CHP’nin hoşuma giden tarafları
Bir CHP milletvekiliyle CHP Trabzon teşkilatından bir yönetici, diyelim il başkanı, Çaykara'nın köylerinde dolaşıyorlar.Bazıları, hikayedeki milletvekilinin Mehmet Sevigen olduğunu söyler. Bilmiyorum, belki...
Bir CHP milletvekiliyle CHP Trabzon teşkilatından bir yönetici, diyelim il başkanı, Çaykara'nın köylerinde dolaşıyorlar.

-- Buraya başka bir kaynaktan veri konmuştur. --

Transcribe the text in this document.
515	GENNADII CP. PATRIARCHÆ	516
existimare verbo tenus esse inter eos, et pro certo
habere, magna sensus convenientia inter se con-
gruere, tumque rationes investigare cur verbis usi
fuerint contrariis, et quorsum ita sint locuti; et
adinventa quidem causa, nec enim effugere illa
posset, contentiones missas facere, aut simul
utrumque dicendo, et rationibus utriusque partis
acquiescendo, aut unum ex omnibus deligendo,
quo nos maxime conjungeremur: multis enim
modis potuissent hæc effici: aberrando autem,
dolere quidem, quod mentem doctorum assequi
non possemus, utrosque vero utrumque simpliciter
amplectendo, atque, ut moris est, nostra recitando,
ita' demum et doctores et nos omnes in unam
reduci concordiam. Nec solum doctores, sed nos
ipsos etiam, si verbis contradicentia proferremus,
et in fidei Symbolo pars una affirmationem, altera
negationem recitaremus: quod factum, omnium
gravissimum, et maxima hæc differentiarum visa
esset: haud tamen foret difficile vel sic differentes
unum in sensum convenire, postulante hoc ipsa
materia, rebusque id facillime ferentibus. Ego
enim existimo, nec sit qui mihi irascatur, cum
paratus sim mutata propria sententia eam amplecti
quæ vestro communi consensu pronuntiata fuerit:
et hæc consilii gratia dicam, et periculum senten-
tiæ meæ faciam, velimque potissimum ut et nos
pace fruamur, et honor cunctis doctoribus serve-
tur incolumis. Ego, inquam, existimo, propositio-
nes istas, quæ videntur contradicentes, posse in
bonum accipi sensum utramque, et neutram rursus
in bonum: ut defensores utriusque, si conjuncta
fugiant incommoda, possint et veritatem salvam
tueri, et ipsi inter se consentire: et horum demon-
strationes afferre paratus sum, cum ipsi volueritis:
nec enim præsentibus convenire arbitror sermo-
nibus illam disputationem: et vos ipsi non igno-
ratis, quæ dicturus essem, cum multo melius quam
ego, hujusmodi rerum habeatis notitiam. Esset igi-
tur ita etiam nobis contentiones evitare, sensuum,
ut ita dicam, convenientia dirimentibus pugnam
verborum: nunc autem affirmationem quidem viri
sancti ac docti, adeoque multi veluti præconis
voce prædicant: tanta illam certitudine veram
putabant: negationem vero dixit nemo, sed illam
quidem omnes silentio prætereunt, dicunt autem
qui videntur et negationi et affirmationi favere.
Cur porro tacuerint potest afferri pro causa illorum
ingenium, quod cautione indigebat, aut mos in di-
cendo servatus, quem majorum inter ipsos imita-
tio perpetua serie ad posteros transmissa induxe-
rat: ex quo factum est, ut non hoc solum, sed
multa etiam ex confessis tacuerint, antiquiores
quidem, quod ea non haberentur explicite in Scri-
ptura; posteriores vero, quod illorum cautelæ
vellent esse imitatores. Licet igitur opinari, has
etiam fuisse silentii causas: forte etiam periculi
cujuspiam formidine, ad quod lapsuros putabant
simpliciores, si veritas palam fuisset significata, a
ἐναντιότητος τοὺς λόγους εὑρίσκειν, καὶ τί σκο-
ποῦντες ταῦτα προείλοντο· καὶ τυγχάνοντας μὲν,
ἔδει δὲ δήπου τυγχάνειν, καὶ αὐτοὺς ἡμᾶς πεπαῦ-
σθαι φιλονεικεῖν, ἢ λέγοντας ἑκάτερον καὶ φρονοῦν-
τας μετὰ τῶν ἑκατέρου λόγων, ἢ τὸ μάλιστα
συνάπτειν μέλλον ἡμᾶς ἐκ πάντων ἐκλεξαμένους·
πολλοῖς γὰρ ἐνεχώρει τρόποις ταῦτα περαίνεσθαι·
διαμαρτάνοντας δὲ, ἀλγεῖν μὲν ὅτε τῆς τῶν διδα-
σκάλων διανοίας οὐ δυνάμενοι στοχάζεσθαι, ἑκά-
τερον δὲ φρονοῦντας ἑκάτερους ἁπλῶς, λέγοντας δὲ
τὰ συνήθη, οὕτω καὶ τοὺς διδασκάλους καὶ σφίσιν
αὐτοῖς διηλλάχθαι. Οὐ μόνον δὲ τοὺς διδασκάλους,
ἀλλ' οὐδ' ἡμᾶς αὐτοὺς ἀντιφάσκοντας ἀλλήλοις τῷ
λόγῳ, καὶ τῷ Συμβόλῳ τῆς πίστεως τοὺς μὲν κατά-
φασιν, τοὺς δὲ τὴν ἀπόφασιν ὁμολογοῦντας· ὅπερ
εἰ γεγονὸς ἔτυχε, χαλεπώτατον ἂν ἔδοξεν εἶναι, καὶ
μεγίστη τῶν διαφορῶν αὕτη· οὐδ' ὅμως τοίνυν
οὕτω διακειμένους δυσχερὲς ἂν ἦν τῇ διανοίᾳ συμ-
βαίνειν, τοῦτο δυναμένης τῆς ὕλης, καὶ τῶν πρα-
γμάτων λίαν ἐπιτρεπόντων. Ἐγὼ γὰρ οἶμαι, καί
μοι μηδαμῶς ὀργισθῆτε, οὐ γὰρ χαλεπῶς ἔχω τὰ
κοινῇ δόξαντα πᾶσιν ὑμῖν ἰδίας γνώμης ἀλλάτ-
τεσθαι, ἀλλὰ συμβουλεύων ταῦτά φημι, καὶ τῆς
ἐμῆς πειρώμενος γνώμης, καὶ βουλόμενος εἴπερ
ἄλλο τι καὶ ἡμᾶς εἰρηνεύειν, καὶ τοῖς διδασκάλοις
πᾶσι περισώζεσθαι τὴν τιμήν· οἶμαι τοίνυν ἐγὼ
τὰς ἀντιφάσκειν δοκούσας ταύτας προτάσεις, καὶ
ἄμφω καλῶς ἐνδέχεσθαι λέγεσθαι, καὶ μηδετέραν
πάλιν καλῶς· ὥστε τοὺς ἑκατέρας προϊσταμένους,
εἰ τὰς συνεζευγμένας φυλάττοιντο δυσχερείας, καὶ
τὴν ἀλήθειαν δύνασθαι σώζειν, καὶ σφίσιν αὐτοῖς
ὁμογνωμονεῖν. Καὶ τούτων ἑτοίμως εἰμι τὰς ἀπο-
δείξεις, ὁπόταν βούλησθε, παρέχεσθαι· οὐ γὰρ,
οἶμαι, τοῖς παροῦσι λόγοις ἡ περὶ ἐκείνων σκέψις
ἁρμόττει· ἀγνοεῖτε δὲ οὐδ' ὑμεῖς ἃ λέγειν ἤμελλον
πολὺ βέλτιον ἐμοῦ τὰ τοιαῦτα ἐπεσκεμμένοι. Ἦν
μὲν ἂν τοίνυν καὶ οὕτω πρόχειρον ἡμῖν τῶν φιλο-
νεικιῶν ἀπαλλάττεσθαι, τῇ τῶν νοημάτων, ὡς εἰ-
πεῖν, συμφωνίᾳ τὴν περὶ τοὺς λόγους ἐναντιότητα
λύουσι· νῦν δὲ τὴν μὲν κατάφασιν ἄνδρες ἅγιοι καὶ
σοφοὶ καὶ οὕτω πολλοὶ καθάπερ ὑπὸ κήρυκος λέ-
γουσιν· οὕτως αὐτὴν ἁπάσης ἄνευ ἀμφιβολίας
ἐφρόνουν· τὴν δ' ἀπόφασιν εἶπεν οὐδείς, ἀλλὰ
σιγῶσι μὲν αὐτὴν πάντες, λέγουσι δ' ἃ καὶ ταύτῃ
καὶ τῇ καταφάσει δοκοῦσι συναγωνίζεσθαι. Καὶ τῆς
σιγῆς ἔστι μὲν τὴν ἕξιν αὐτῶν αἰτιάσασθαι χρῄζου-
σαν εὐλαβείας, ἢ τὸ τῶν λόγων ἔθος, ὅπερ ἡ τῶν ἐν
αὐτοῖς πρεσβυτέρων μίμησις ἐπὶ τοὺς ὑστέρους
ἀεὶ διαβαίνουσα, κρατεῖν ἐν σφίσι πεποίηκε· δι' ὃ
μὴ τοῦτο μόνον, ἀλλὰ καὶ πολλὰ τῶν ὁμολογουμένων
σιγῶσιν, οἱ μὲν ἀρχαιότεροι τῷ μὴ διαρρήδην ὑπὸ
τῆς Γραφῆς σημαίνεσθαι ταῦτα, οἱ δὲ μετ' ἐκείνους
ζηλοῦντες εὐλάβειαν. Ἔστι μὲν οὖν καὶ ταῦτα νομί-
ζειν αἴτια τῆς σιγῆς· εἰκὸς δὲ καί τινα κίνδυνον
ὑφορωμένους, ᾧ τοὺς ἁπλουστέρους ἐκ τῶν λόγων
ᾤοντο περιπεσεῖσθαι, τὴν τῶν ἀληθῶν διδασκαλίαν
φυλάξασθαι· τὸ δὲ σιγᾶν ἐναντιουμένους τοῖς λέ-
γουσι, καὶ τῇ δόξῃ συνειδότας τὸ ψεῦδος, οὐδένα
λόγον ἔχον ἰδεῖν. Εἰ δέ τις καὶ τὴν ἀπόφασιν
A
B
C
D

Bazıları, hikayedeki milletvekilinin Mehmet Sevigen olduğunu söyler. Bilmiyorum, belki yakıştırmadır.
Dolaşırken, bir çeşme başında bir 'nene'ye rastlıyorlar. Nene, suyunu doldurmuş, güğümü omuzlayacak.
“Teyze, sana yardım edelim” diyor bizim Halk Partililer.
“Olur uşağum, Allah razı olsun” diyor nene.
İki CHP'li, nenenin güğümünü evine kadar taşıyor. Eve vardıklarında, nenenin aklı başına geliyor.
“Uşağum, ben sizi taniyamadum, kimlerdensinuz?”
Fırsat bu fırsat. Tam yeri, propogandanın.
“Teyze” diyor (Güya Mehmet Sevigen) “Ben CHP milletvekiliyim. Arkadaşım da CHP Trabzon il başkanı.”
Nenede, bir sukut-i hayal...
“Uyyy,” diyor, “Ne ettinuz siz! Ben bu sularlan aptes alacağudum!”
Bu hikayeyi insanlar çeşit çeşit dinliyor.
Bazıları, “Kadın bilinçli, CHP'linin taşıdığı suyla abdest bile almıyor” diye düşünüyor.
Bazıları, özellikle CHP'liler, kadına buğzediyor. “Ne demek, bu suyla abdest alınmaz? Biz Müslüman değil miyiz?”
Ben, şuna da ihtimal veriyorum: Nene, espri yapmıştır. Neydi basmakalıp 'mizah' izahımız? 'Güldürürken düşündürür.'
'Mesajlı espri' yapmıştır nene.
'Espri'nin altı boş değil elbette. Arkasında, koca bir tarih var.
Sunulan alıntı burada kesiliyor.